Papi guette le mot "revanche", mais le maréchal Pétain, le vainqueur de Verdun, qui vient de dire "sûr de l’appui des anciens combattants que j’ai eu la fierté de commander, je fais à la France le don de ma personne pour atténuer son malheur", prononce des mots qui paraissent à Papi "inouïs".
"C’est le coeur serré que je vous dis aujourd’hui qu’il faut cesser le combat. Je me suis adressé cette nuit à l’adversaire pour lui demander s’il est prêt à rechercher avec nous, entre soldats, après la lutte et dans l’honneur, les moyens de mettre un terme aux hostilités."
Cela signifie qu’au lieu d’appeler à la revanche, on déclare "le désastre irréversible" ! Avant même d’examiner les conditions de l’armistice, on appelle à l’arrêt des combats. Comment continuer à se battre ? Comment dans cet esprit de reddition contester les clauses de l’armistice ?
Pétain livre le pays à l’ennemi.
"Je sanglote en silence", confie mon Papi.
Fini la devise Liberté, Egalité, Fraternité ! Place à Travail, Famille, Patrie.
Dans la zone occupée, même si on continue de côtoyer sans agressivité ces Allemands qui sont "corrects", qui "occupent" la terrasse du Café de la Paix et les fauteuils des music-halls, on sent peser la toute-puissante présence allemande.
Les horloges sont réglées sur celles d’Europe centrale. C’est l’"heure allemande", deux heures de retard par rapport au soleil, "il semble que Paris ait été transporté sous le cercle polaire". Le black out, très strict, l’interdiction de circuler après 23 heures, créent un climat de peur, d’angoisse.
Chaque jour, les Allemands défilent le long des Champs-Elysées ou dans la rue de Rivoli. Dans de nombreuses rues flottent des drapeaux à croix gammée.
Les Parisiens subissent, souvent fascinés par cet "ordre" allemand, la perfection de la parade avec cet officier qui, sabre au clair, caracole devant la garde du drapeau. Puis les Français se détournent, humiliés, avec un sentiment diffus de désespoir et de révolte.

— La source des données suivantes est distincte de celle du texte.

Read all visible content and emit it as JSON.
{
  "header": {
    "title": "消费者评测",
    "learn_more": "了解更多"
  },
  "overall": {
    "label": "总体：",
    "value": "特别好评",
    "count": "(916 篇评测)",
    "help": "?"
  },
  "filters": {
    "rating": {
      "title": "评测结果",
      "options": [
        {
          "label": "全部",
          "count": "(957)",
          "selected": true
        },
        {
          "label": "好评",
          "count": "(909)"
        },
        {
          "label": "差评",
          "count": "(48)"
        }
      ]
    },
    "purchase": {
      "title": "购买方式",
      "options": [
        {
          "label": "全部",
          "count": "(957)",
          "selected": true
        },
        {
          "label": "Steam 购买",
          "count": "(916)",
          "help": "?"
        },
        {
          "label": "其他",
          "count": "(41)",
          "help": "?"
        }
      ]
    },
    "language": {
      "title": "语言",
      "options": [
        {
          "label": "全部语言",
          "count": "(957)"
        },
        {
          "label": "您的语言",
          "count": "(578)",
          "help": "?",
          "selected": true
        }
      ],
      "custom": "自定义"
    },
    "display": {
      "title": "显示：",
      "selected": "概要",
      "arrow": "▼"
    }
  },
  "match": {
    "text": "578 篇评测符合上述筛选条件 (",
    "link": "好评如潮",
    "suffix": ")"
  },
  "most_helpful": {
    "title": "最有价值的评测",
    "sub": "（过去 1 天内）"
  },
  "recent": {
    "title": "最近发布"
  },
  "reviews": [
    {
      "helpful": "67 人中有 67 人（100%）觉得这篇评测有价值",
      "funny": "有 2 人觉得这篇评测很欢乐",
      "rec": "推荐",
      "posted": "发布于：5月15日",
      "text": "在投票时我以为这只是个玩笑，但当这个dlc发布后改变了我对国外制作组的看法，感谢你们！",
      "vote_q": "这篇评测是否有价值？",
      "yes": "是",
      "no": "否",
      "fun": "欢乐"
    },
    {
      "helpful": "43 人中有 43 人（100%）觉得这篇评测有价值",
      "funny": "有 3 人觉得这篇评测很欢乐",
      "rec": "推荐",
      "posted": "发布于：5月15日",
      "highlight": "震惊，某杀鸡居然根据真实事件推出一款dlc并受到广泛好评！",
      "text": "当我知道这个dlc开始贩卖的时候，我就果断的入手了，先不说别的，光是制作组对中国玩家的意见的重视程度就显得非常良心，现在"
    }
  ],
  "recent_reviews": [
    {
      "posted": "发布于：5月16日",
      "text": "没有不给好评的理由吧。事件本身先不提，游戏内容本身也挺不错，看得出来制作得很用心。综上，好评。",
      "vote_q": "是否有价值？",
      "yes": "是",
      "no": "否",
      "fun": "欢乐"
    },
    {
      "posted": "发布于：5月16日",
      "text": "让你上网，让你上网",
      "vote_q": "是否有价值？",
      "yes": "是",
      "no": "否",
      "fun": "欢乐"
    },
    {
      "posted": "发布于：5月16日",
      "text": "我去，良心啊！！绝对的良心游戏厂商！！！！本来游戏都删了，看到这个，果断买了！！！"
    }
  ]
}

Ils font la queue devant les boutiques. La nourriture est rare, souvent vendue sous le manteau, hors de prix, au marché noir" qui s’installe dès ce mois de juillet 1940. Les rations alimentaires sont maigres. Un système de "cartes d’alimentation" se met en place. La recherche de produits alimentaires devient une obsession. On écoute papi religieusement :
"A la rentrée, on voit des drapeaux à croix gammée sur les édifices, des panneaux en lettres gothiques, partout. La population est sonnée mais la vie continue. Cependant, on en est qu’au début. On ne va pas tarder à s’apercevoir que l’occupant nous pille et que, très vite, on va manquer de tout : de carburant, de chauffage, de vêtements. Et surtout, surtout de bouffe.
Le chocolat, les bananes, on ne les reverra que dans cinq ans. Des queues partout, pour un peu de lait écrémé, du pain gris ; on mange des trucs qu’avant on donnait aux cochons, comme les topinambours, les rutabagas.
Il y a les cartes de rationnement, pour les jeunes, ce sont les J1, J2, J3. Les J3 ce sont les ados, comme je le fus pendant l’occupation (ce sera le titre d’un film après la libération).
Partout où c’est possible on voit pousser des mini-potagers ; dans le coin des maisons, sur les talus des voies ferrées. Quand le vieux a commencé à montrer sa vilaine face cachée, ceux qui ne pouvait pas se résoudre à sa félonie ont inventé le mot de "maréchalisme" pour le différencier du "pétainisme".
Quant au général de Gaulle, pratiquement personne ne le connaissait en 40. On n’a su la tête qu’il avait qu’à la Libération.
Et l'appel du 18 juin, autant dire que personne ne l’a entendu...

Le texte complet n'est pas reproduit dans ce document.